L’Organisation maritime internationale (OMI) tiendra une session extraordinaire les 18 et 19 mars pour examiner l’impact de la guerre au Moyen-Orient sur le transport maritime et la sécurité des marins, « en particulier dans et autour du détroit d’Ormuz ». Cette réunion « est convoquée à la demande de plusieurs membres du conseil », a indiqué l’agence de l’ONU responsable de la sécurité maritime dans un communiqué.

Plus précisément, six membres de l’organisation ont sollicité la tenue de cette réunion : l’Égypte, les Émirats arabes unis, la France, le Maroc, le Qatar et le Royaume-Uni. Le conseil, organe exécutif de l’OMI, se compose de 40 États élus par l’assemblée de l’institution, mais la réunion sera ouverte à tous les États membres ainsi qu’à d’autres organisations gouvernementales et non gouvernementales.
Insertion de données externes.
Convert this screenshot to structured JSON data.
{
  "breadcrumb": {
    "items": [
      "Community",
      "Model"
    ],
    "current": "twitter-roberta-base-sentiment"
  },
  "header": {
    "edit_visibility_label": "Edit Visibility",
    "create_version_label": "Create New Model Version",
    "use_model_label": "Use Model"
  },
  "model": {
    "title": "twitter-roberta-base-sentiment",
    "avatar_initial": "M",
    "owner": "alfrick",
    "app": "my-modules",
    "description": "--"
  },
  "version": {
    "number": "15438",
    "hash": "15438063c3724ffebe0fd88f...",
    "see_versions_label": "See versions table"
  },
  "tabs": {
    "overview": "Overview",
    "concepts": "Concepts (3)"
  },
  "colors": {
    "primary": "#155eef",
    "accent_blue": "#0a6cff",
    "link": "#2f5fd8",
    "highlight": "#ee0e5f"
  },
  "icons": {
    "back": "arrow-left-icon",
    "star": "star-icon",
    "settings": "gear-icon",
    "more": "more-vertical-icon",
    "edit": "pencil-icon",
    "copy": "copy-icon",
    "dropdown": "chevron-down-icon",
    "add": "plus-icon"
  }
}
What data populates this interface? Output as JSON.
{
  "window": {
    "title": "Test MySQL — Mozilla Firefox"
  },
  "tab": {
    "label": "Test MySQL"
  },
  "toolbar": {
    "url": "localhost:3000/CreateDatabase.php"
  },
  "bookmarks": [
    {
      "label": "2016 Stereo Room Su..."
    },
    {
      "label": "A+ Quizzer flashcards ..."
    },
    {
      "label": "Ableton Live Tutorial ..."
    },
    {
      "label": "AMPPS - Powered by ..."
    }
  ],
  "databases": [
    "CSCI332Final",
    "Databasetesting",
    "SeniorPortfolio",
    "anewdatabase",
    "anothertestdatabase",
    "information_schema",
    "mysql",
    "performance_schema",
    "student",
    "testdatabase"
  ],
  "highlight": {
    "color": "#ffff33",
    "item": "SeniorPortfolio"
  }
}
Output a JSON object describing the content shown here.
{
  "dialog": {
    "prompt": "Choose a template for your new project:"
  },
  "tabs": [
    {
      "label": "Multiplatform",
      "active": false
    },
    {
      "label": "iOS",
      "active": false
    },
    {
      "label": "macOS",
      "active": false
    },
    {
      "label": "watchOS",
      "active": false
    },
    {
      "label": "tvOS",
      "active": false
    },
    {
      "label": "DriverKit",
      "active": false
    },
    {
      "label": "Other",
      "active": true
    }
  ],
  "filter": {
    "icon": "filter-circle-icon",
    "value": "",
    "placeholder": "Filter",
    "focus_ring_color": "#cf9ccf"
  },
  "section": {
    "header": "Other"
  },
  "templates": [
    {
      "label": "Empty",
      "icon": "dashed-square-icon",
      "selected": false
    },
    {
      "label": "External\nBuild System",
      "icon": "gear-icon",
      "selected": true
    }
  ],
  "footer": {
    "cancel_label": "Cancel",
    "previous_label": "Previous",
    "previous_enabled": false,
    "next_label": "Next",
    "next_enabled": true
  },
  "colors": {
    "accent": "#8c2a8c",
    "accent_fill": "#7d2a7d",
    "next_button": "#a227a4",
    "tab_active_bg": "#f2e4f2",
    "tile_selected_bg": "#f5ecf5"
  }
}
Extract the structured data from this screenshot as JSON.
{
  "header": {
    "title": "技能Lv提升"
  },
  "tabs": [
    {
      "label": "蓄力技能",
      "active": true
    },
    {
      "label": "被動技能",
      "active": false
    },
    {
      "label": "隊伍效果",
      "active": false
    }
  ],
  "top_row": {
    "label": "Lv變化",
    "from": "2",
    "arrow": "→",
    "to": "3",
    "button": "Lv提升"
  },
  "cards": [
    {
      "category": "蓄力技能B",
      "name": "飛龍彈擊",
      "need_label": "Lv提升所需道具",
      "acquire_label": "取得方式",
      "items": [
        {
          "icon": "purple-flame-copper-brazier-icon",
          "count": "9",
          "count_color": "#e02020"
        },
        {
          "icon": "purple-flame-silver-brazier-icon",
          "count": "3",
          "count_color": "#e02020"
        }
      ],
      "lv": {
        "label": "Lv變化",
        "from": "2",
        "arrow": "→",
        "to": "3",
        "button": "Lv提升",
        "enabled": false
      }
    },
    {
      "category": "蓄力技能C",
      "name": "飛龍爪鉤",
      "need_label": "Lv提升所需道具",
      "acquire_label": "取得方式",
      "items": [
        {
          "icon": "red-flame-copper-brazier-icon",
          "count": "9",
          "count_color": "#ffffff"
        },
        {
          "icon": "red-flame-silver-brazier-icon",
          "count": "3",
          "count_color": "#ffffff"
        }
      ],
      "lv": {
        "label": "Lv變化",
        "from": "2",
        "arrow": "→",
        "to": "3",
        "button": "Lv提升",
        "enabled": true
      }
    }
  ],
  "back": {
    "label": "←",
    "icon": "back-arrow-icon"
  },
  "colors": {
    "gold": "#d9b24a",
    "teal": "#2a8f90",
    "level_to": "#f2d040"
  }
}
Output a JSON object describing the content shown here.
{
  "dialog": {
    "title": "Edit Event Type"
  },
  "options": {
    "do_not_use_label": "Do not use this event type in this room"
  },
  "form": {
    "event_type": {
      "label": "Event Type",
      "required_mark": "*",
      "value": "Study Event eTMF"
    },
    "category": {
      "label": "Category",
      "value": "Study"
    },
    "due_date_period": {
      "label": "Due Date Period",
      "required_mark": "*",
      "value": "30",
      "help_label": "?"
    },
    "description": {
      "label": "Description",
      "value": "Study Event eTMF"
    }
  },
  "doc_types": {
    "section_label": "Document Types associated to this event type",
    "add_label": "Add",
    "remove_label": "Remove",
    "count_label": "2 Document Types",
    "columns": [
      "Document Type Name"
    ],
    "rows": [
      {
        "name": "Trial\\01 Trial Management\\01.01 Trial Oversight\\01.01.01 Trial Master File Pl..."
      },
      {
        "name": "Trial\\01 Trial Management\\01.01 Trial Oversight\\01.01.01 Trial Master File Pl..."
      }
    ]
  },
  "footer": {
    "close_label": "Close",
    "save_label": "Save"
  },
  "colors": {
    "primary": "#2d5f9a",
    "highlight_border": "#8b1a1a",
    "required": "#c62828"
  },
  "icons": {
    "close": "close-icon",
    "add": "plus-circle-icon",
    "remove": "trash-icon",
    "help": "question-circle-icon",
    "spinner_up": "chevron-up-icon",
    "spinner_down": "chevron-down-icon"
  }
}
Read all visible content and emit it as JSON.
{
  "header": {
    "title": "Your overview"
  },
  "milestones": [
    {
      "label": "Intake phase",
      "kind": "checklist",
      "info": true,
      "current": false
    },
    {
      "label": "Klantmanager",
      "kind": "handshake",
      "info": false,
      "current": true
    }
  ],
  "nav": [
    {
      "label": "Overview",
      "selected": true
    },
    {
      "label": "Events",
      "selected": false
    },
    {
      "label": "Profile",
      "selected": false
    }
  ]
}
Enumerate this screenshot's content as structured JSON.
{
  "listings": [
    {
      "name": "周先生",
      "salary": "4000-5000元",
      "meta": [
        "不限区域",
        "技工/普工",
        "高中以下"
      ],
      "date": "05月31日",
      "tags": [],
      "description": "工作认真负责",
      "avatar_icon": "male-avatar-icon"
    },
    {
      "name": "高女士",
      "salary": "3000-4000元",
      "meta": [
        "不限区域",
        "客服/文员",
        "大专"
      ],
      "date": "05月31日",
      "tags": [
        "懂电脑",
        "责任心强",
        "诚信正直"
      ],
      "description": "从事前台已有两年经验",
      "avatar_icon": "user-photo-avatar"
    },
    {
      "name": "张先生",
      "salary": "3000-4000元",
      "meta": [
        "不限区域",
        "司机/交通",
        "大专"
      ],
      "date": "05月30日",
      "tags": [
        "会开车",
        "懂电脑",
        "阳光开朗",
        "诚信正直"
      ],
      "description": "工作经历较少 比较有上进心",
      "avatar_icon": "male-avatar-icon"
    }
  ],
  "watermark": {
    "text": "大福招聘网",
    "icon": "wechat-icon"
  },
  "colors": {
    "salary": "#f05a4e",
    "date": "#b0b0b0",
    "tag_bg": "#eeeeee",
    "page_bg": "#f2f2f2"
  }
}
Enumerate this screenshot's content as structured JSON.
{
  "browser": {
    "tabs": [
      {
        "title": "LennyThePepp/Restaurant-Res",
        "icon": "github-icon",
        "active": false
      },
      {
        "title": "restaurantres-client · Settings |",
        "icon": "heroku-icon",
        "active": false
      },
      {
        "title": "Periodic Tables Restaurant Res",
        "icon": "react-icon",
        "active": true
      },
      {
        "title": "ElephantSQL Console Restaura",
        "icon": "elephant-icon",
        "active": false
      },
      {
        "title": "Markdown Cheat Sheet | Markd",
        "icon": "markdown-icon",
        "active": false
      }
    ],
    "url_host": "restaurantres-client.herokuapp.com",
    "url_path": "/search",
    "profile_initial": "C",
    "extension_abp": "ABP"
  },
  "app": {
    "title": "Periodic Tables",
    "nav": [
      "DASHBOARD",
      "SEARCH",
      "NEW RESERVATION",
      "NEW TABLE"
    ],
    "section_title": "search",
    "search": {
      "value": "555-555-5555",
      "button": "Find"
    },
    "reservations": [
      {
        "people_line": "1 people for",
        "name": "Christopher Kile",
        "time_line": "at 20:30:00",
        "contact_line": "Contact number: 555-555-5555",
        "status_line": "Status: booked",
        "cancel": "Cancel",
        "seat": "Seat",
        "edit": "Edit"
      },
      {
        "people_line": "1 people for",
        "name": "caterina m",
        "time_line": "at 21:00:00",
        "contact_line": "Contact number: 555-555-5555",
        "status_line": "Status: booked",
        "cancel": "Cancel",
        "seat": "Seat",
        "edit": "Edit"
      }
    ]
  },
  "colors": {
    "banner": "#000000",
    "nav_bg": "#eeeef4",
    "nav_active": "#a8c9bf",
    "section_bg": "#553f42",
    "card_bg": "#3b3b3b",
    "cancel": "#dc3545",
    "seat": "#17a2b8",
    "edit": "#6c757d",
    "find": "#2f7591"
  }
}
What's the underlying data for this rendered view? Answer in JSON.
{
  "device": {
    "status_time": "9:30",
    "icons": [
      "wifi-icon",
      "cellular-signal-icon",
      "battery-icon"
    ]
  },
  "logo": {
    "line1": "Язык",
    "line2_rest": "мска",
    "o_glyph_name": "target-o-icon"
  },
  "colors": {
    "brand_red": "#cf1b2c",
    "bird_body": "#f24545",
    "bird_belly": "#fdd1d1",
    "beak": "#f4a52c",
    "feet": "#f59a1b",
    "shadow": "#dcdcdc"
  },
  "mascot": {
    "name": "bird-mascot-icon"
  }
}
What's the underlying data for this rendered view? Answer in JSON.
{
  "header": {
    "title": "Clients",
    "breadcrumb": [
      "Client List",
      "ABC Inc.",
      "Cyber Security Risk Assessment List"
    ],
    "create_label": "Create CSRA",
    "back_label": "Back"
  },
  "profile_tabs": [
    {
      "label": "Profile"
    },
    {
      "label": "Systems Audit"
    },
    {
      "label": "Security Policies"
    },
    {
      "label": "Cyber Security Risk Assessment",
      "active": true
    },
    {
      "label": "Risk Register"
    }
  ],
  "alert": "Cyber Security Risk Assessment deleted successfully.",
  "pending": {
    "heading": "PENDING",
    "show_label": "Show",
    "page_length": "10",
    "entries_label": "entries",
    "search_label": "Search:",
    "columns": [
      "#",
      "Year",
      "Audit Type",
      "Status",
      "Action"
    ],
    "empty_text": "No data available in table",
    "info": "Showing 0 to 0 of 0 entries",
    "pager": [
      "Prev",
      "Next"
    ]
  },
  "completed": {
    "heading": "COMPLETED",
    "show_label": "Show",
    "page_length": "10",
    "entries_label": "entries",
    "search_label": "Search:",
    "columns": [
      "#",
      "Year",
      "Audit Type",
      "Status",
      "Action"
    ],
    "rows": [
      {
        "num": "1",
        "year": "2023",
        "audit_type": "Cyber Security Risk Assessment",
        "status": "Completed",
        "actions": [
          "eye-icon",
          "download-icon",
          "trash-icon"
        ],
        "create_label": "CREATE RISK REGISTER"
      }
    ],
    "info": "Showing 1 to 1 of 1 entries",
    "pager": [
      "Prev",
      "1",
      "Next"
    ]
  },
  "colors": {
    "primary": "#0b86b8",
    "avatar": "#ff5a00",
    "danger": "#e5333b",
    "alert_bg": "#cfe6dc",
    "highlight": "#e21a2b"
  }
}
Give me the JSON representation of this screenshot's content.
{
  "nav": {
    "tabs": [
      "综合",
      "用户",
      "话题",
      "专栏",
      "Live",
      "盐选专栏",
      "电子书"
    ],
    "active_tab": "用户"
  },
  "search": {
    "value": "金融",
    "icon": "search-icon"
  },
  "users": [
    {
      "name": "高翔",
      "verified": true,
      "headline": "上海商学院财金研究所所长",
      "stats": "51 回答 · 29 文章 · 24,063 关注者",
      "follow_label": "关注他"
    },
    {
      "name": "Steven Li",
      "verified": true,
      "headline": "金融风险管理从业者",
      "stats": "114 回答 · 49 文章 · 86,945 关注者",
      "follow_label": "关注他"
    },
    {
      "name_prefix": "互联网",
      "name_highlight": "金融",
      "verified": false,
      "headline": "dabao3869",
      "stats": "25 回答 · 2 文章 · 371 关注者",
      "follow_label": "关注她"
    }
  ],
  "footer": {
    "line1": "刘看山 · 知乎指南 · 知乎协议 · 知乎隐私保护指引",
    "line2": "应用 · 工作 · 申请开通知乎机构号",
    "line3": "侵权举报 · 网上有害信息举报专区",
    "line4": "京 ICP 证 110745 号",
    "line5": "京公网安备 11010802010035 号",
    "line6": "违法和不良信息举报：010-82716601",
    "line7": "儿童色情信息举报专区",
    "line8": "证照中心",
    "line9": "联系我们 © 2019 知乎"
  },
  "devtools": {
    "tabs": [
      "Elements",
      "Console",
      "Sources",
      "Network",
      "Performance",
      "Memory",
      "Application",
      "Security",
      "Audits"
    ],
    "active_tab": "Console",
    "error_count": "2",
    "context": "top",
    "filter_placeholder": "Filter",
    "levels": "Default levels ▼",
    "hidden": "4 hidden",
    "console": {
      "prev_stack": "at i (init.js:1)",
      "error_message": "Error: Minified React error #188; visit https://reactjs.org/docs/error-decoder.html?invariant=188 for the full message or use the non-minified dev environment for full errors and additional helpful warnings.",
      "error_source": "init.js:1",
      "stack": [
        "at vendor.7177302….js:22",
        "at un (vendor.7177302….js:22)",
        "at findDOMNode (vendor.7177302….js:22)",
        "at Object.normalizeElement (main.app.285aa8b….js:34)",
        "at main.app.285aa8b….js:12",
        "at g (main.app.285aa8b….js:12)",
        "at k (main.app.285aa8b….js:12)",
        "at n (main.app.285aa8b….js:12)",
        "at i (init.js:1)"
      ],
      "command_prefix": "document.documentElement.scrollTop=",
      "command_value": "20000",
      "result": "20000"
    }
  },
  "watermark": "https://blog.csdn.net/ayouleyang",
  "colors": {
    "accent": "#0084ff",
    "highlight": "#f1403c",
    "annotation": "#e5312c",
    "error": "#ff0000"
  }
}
Depuis le début de la guerre au Moyen-Orient, marquée par les frappes israélo-américaines sur l’Iran, la navigation dans le détroit d’Ormuz et ses environs est presque paralysée. Cette situation engendre d’importantes perturbations dans l’approvisionnement mondial en pétrole et pourrait nuire à la croissance économique mondiale. Les Gardiens de la Révolution iraniens ont annoncé jeudi leur intention de maintenir le détroit d’Ormuz fermé, suite à une demande du nouveau guide suprême, Mojtaba Khamenei.

« Mojtaba Khamenei a souligné que le levier du blocage d’Ormuz doit absolument être utilisé ». Le détroit d’Ormuz, le Golfe et le Golfe d’Oman ont été classés « zone d’opérations de guerre » la semaine dernière par le secteur maritime. À ce jour, l’OMI a recensé une quinzaine d’incidents liés à des navires dans la région, ayant entraîné la mort de plusieurs marins et travailleurs de la mer.